Although I missed it through illness my husband & daughter went to see England at Wembley in 2016 for Breast Cancer (hence the crazy pink outfit).
So although it’s a big part of my husband & girls lives, it’s not a big part of mine. My point is I’m learning that I thrive sitting on the edge of my seat. I’ve jumped up & shouted at the TV more times watching this match than anyone else in our household & even though it will make no difference to my life, I’m desperate for England to win. I’m anxious, can’t sit still, I’m pacing & in this heat as well I’m sweating. All my usual signs of am anxiety attack & I’m not only self inflicting it, I’m somehow building the momentum & enjoying it. I could walk away, I could come down at the end to see who won, but I’m enjoying it. I’m enjoying the ups and downs of the game, as I do with my life.
It made me think of the rollercoasters in April when we went to Florida. The fear, the anticipation & then the enjoyment. It was all part of me & I’ve got to learn to embrace it.
I think the problem with my particular anxiety is the rate at which it swings, but also it’s power over me to achieve. My anxiety drives me, sometimes not on the day, or in the way I want or need, but still it’s the thing that makes me be, makes me do & makes me aspire. There is no easy balance. It often is all or nothing, however hard I try.

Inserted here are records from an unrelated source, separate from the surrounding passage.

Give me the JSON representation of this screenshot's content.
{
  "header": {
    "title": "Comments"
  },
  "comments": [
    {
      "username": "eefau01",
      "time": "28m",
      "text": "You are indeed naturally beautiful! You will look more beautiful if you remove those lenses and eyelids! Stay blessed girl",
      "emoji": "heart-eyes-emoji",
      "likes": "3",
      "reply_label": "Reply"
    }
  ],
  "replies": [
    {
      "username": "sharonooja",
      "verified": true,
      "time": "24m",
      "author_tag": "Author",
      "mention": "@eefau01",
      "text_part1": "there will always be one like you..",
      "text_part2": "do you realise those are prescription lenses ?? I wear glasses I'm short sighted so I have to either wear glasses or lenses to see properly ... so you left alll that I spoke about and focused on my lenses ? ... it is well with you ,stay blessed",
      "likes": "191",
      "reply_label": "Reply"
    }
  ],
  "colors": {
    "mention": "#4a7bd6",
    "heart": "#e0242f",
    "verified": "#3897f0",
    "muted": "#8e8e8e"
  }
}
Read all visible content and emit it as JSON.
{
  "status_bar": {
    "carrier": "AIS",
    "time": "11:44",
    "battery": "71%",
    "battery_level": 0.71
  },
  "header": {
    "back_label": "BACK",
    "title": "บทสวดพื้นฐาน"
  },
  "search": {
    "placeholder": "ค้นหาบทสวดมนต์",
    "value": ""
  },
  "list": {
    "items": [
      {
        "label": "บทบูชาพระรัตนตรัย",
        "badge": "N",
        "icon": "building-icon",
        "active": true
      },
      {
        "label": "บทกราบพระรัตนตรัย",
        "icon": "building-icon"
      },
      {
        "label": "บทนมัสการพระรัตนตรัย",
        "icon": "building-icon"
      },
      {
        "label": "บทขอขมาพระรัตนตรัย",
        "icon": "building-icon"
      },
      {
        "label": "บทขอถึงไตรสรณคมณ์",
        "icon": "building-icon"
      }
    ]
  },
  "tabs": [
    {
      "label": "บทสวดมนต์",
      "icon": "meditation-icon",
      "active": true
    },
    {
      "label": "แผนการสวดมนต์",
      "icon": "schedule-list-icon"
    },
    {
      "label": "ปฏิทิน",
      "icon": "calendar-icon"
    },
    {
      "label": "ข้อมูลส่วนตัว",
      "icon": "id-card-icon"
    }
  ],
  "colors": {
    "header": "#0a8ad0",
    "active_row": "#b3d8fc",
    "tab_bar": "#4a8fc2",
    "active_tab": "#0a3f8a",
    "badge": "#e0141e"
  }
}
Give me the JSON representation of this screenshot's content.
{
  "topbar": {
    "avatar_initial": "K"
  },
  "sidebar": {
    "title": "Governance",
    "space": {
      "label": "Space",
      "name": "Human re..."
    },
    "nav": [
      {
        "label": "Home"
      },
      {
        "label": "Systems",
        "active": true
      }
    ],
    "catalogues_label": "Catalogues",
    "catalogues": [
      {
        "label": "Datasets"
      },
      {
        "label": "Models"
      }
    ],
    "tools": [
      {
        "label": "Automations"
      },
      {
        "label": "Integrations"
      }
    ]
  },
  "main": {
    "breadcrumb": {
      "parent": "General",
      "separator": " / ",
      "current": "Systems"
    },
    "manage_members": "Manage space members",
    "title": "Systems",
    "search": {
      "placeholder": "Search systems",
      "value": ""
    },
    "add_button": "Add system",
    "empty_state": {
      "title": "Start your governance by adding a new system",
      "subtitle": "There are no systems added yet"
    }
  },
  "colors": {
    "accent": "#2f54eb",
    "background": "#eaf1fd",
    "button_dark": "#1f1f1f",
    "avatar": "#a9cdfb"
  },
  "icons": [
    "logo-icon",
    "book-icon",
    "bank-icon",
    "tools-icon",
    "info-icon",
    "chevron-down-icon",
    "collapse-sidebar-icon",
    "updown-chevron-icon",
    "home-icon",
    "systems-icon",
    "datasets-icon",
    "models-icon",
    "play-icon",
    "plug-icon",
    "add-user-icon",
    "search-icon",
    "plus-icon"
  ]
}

In no way am I comparing my life to that of the England players, but how anxious, nervous & terrified must they have been & yet the only way they can truly achieve them dream is by being there & trying.
So as pressure has been taken away from me, support increased & had less responsibilities my hours I’ve actually become motivated & increased my own need for achieving in my private life! If I’m not completing a half marathon, deerstalker, being interviewed or arranging events, being nominated in Awards, etc. I’m failing.
If I’m not over-achieving, being praised & exceeding expectations, however bad that is for my mental health, then I’m also unhappy. I really don’t know what the answer is. I think I have to find a way of channeling the ambition with the right support, flexibly working those bad nights where I sit up til 4am working & then sleep all day, which fits into my varying condition & anxiety. All the things I can’t do, then in that moment, I just do & do more!
And just in that minute where I breathe & think I’ve done it, I’ve achieved it… and boom… Just like that Columbia score & the pressure after all the hard work flattens me. I’m exhausted, but need to keep going. Sometimes we win, sometimes we lose, but perhaps the pressure is what I live for. Routine is maybe what people think I need, but until I have the tools to use it I need flexibility, I need risk, I need challenge & fear. I need to fail & get back up fighting & each time I’ll go further than I have before. I will make an impact & I will succeed. I just don’t want to let anyone down while I’m doing it.
My health is my priority, but it’s just as important to me to be be actually achieving something to make my girls proud. Being their female role model I don’t want to let them down.
You can use your condition, whatever it is, where you can to your advantage! Yes I’m over sensitive with Borderline Personality Disorder (BPD), but it also means I have a huge overpouring of empathy, I’m driven & ambitious. So rather than focus on symptoms, I want to draw on the strengths.
And then, one day you’ll get what you deserve, the hard work will pay off and you’ll achieve something you’ve never done before. You’ll make history! Just like England did. The first ever time England have ever, EVER, won a penalty shootout in the World Cup. You can be more than your anxiety & you can use it! I’ve no idea what my future holds but I know I want to help others & do it in a way that’s never been done before!
Ps would usually prefer more than a few days though before the next match!